After 53 pitches and seven free passes, Toutle Lake finally escaped the top of the seventh. But what had been expected to be a coronation had completely flipped, and while both Cox brothers reached in the bottom of the frame, the Ducks left the tying run on second when the final out was made. As Brewster’s fans came out the field to take photos of their boys with the first-place trophy, the blue-clad half of the stand milled behind the dugout more shellshocked than sad as they tried to process what all had taken place, as Johnson and his coaching staff had to give the toughest sort of postgame talk to their team.

“Second place sucks, that’s all there is to it,” he said. “We all know that. With time, down the road, they’ll be able to remember it a little more fondly I guess, but second place sucks.”

Toutle Lake took advantage of a bit of wildness to take its big lead early. In the bottom of the second, Brewster starter Tyson Schertenleib walked the bases loaded against the bottom of the order, and the top made him pay. Swanson lined a single on a ball at his eyes to make it 1-0. Connor Cox tripled the lead with a 2-RBI single. Jackson Cox made it 4-0 on a sacrifice fly, and after Fisher Wassell singled and Fraidenburg walked, Kyler Shellenbarger knocked a fifth run home.

“That momentum, you always hope you can keep it and capitalize,” Johnson said. “For the most part we did, but we couldn’t finish it.”
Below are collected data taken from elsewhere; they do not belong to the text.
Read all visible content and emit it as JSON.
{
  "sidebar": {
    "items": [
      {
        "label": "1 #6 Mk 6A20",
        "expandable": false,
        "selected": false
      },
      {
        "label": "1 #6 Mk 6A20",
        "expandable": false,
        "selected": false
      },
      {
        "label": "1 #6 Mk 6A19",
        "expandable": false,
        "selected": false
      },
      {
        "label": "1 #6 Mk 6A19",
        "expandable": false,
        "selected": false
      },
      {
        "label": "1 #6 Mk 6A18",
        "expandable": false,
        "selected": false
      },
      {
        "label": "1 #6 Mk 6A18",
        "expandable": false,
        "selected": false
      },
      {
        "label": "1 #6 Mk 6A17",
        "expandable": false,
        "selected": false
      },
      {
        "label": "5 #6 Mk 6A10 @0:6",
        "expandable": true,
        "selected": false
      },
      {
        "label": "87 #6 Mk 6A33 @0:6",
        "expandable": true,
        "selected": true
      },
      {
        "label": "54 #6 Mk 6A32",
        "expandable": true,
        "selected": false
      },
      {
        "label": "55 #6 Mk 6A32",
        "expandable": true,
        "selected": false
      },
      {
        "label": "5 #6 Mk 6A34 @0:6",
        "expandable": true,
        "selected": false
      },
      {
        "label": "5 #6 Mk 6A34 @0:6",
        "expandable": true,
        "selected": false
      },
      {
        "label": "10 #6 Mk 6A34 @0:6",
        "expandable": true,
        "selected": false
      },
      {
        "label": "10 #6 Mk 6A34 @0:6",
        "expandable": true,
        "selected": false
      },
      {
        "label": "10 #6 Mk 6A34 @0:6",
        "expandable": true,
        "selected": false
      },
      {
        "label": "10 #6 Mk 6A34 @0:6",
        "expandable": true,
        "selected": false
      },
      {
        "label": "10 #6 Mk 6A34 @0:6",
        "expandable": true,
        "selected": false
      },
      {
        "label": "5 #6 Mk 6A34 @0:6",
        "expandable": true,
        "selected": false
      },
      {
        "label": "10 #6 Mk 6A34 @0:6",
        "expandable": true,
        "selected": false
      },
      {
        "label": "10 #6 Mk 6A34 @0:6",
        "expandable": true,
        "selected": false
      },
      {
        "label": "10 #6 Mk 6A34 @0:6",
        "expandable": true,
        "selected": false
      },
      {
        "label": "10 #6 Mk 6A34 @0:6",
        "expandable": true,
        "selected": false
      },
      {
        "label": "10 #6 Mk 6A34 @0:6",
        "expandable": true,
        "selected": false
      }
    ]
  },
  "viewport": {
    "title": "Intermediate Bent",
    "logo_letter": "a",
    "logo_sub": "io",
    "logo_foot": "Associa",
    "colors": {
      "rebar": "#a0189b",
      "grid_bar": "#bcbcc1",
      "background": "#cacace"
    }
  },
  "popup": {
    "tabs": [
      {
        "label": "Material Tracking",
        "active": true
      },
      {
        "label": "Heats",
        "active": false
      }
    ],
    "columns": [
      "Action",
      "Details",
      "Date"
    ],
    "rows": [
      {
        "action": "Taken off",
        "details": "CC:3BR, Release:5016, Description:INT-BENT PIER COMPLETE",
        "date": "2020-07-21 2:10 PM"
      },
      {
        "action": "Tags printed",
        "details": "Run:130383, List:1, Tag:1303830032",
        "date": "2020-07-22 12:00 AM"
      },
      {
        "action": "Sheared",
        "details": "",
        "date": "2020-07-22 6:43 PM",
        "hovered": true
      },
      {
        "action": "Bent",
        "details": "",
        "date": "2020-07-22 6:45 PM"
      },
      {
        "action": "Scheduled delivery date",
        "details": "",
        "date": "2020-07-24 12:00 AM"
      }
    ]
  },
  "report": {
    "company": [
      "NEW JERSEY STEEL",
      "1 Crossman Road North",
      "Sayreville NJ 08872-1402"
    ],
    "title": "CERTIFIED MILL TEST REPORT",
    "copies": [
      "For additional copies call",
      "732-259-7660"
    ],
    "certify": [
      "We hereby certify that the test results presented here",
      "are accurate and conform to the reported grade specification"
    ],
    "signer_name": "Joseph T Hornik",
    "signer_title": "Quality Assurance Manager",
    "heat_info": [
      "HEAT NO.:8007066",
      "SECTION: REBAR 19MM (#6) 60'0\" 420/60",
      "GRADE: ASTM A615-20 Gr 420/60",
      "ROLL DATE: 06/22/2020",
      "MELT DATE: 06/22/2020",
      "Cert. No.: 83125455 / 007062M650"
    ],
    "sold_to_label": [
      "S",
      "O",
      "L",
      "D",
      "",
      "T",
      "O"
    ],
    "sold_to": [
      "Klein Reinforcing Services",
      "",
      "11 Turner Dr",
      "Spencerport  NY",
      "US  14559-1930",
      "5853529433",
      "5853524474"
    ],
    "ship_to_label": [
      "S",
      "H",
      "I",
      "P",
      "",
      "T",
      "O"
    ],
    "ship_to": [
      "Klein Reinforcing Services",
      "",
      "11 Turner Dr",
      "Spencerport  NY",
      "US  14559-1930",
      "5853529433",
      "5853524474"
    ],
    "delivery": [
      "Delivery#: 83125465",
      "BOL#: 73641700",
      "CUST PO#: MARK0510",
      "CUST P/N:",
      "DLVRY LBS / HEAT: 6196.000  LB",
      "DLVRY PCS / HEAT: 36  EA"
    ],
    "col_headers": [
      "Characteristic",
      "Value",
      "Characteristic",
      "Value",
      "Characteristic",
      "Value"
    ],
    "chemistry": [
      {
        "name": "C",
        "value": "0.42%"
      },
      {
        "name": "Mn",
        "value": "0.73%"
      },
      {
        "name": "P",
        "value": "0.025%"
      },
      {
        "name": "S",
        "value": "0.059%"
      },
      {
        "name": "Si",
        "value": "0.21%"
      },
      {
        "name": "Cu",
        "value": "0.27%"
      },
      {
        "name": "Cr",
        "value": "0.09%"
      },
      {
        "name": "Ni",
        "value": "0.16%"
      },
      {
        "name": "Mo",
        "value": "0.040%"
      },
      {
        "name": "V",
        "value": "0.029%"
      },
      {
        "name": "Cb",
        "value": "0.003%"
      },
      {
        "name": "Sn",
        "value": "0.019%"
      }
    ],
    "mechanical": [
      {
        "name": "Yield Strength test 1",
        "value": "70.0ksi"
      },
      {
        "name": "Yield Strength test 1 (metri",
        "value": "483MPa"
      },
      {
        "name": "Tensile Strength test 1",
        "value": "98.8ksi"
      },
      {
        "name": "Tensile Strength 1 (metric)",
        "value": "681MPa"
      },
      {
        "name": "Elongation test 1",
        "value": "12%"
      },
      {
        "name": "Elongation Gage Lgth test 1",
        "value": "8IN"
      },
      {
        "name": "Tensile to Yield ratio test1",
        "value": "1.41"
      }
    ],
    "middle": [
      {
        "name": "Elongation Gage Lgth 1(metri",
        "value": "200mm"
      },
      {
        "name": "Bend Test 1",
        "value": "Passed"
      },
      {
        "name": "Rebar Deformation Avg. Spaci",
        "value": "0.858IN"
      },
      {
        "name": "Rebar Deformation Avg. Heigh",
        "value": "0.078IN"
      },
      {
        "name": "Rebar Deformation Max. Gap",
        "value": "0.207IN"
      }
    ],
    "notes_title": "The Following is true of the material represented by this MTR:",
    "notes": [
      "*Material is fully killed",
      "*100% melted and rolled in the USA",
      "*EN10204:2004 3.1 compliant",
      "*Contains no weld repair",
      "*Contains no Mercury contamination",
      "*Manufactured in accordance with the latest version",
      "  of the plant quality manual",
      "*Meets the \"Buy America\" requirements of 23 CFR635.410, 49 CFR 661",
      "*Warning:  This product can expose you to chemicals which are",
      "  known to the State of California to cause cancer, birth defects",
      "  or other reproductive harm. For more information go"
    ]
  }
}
Meanwhile, Cox was getting his job done on the hill, though in a bit more labored of a process than normal. The Oregon commit reached 96 miles per hour on the speed gun early, but the Bears came to the plate ready to battle long at-bats. And while they could only manage a run in the first, they tagged him for six hits — his most allowed this season — and more importantly in the grand scheme of things, drove his pitch count up. Cox needed 29 pitches to get out of the first inning and sat on 66 after three, making it obvious that unless things he started whizzing through batters or the Ducks hit the 10-run threshold, they’d need to replace him on the hill for the first time in the postseason.

Cox finished with 12 strikeouts in his final outing in the solid blue jerseys, with two walks to his name.

“Jackson, we’re going to miss Jackson,” Johnson said. “I look forward to watching him play down the road. Tremendous athlete, tremendous baseball player. I love that kid.”

Connor Cox and Kyler Shellenbarger both had two hits to lead the Ducks on offense. Wassell reached base three times on a single, a hit-by-pitch, and a walk.

Toutle Lake ends its season with a 24-3 record, but two of those three losses — in the District IV championship game to Napavine and Saturday — mean that their highest takeaway from the spring was the Central 2B League title. They’ll lose Jackson Cox, Wassell, and Eddie Gould to graduation, and but return seven starters next season, when the chip they got on their shoulders after not having a state tournament in 2021 will be all the larger.

“Love all the kids, everybody worked hard all season long,” Johnson said. “It’s disappointing to come away with the second-place trophy instead.”